One of my childhood heroes, a cartoon television show host named Cowboy Bob, used to say, “If you can’t say anything nice, don’t say anything at all.”  I have often omitted the daily details of my life, considering that the public version of my journal might be less encouraging with the daily struggles included.  But I have to admit, I can only relate to people who struggle, so allow me to be honest about a couple things that have been darkening the skies over my head recently.

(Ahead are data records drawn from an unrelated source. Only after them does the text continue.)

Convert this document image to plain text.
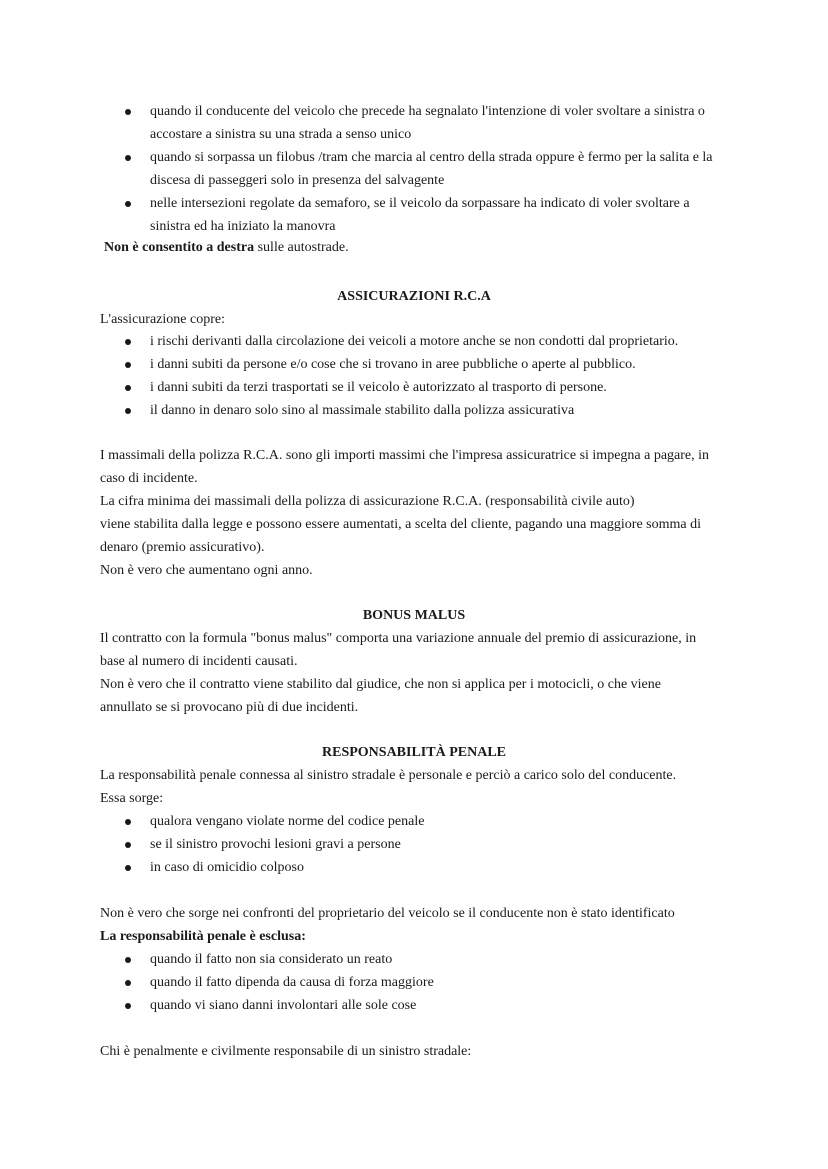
quando il conducente del veicolo che precede ha segnalato l'intenzione di voler svoltare a sinistra o
accostare a sinistra su una strada a senso unico
quando si sorpassa un filobus /tram che marcia al centro della strada oppure è fermo per la salita e la
discesa di passeggeri solo in presenza del salvagente
nelle intersezioni regolate da semaforo, se il veicolo da sorpassare ha indicato di voler svoltare a
sinistra ed ha iniziato la manovra
Non è consentito a destra sulle autostrade.
ASSICURAZIONI R.C.A
L'assicurazione copre:
i rischi derivanti dalla circolazione dei veicoli a motore anche se non condotti dal proprietario.
i danni subiti da persone e/o cose che si trovano in aree pubbliche o aperte al pubblico.
i danni subiti da terzi trasportati se il veicolo è autorizzato al trasporto di persone.
il danno in denaro solo sino al massimale stabilito dalla polizza assicurativa
I massimali della polizza R.C.A. sono gli importi massimi che l'impresa assicuratrice si impegna a pagare, in
caso di incidente.
La cifra minima dei massimali della polizza di assicurazione R.C.A. (responsabilità civile auto)
viene stabilita dalla legge e possono essere aumentati, a scelta del cliente, pagando una maggiore somma di
denaro (premio assicurativo).
Non è vero che aumentano ogni anno.
BONUS MALUS
Il contratto con la formula "bonus malus" comporta una variazione annuale del premio di assicurazione, in
base al numero di incidenti causati.
Non è vero che il contratto viene stabilito dal giudice, che non si applica per i motocicli, o che viene
annullato se si provocano più di due incidenti.
RESPONSABILITÀ PENALE
La responsabilità penale connessa al sinistro stradale è personale e perciò a carico solo del conducente.
Essa sorge:
qualora vengano violate norme del codice penale
se il sinistro provochi lesioni gravi a persone
in caso di omicidio colposo
Non è vero che sorge nei confronti del proprietario del veicolo se il conducente non è stato identificato
La responsabilità penale è esclusa:
quando il fatto non sia considerato un reato
quando il fatto dipenda da causa di forza maggiore
quando vi siano danni involontari alle sole cose
Chi è penalmente e civilmente responsabile di un sinistro stradale:
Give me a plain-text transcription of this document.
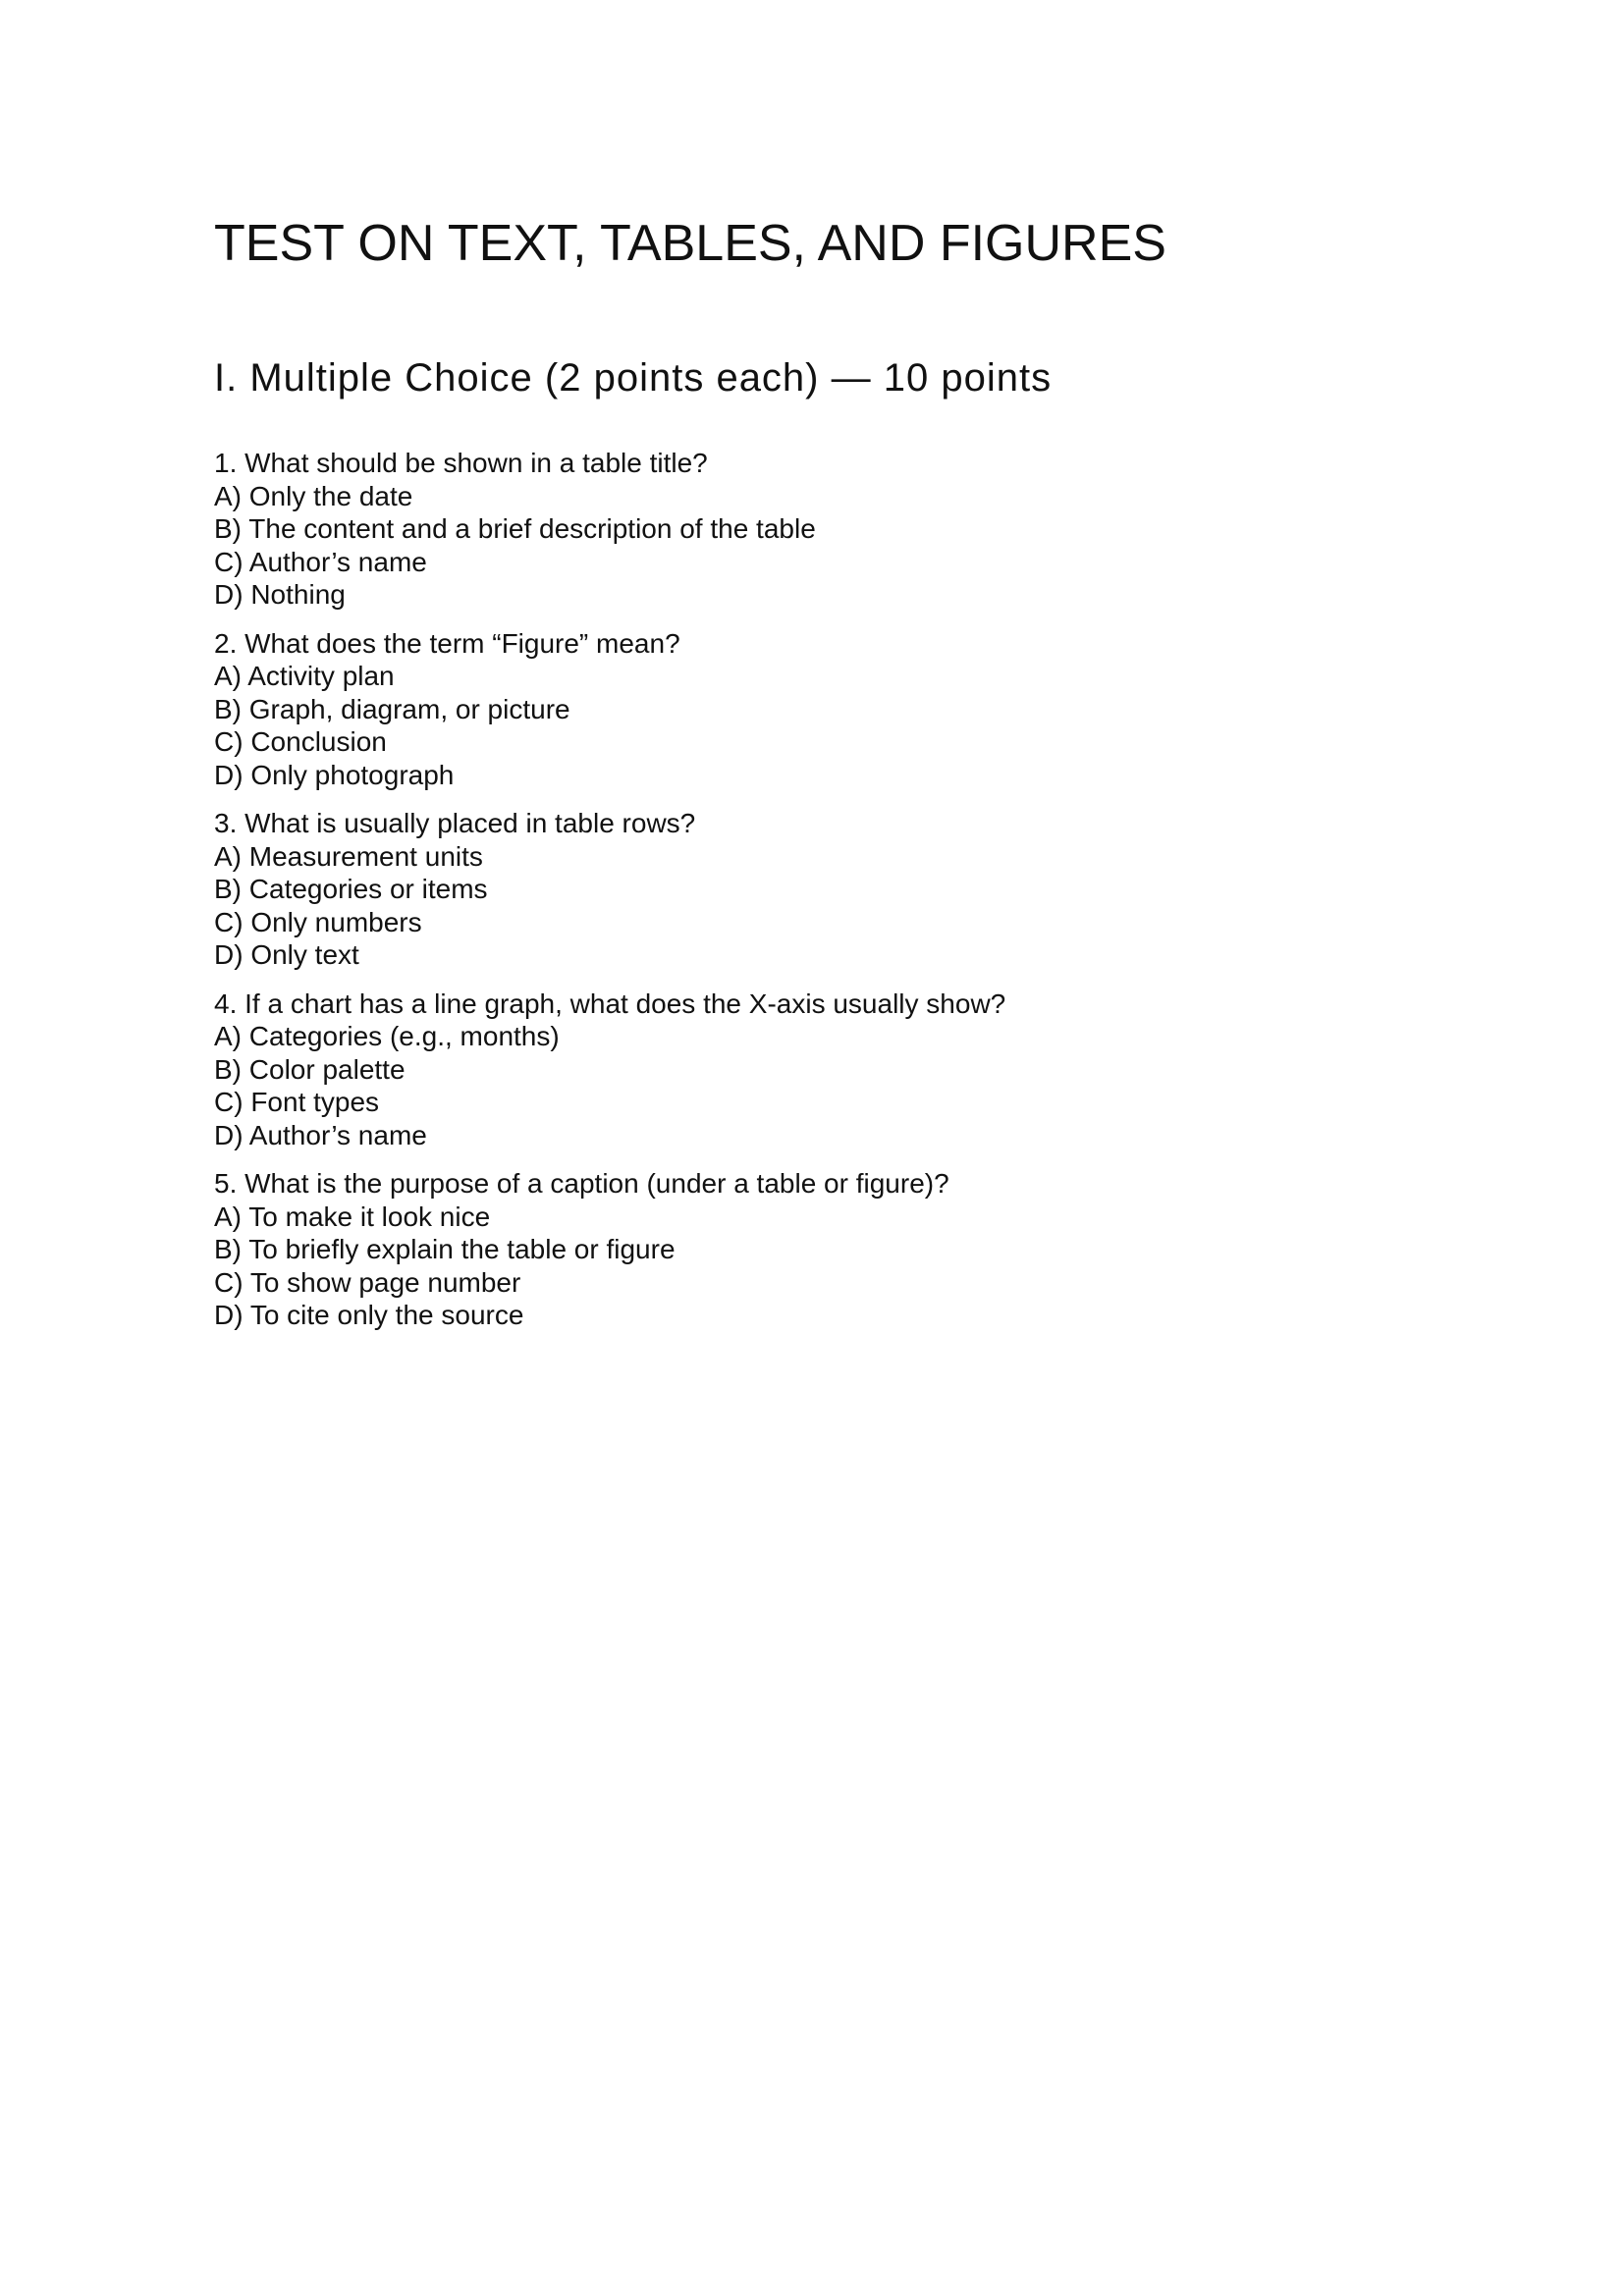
TEST ON TEXT, TABLES, AND FIGURES
I. Multiple Choice (2 points each) — 10 points
1. What should be shown in a table title?
A) Only the date
B) The content and a brief description of the table
C) Author’s name
D) Nothing
2. What does the term “Figure” mean?
A) Activity plan
B) Graph, diagram, or picture
C) Conclusion
D) Only photograph
3. What is usually placed in table rows?
A) Measurement units
B) Categories or items
C) Only numbers
D) Only text
4. If a chart has a line graph, what does the X-axis usually show?
A) Categories (e.g., months)
B) Color palette
C) Font types
D) Author’s name
5. What is the purpose of a caption (under a table or figure)?
A) To make it look nice
B) To briefly explain the table or figure
C) To show page number
D) To cite only the source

Mortgage, marriage, and muscle are the new golden arches of my insanity lately.  I am trusting God to do what I cannot do, but having trouble doing my part with regard to all three of these things.  The economy has hurt my household in several gut-punches over the last year, and I am struggling to keep my financial head above water, while my house remains well under it.  Likewise, I am powerless over others, but responsible to my relationships with them, and none so much as with my bride.  The “live and let live” routine has gotten a little more hands-off then I would prefer, and the distance between me and the object of my affection has grown painfully long.  Add to that, the shape God is sculpting me into has apparently required more muscle mass, which registers on the scale in pounds.  My history has programmed me to fear a climbing scale needle, but what I fear is in contrast to what I know, and that is that God knows what He is doing, and He is faithful to accomplish what He started, if I am faithful to let Him do it.  Submission is difficult, but it is easier than faithful action, and faith without works is just as dead as rebellion.

More than any craving I have endured, I am hungry to know God’s will for me and to have the power to carry that out!  Being still and resting is the prescription for the day, but I thought I might add why that is such a struggle for me today.

God bless you as you endure your own hardship today, and seek and follow His will for you.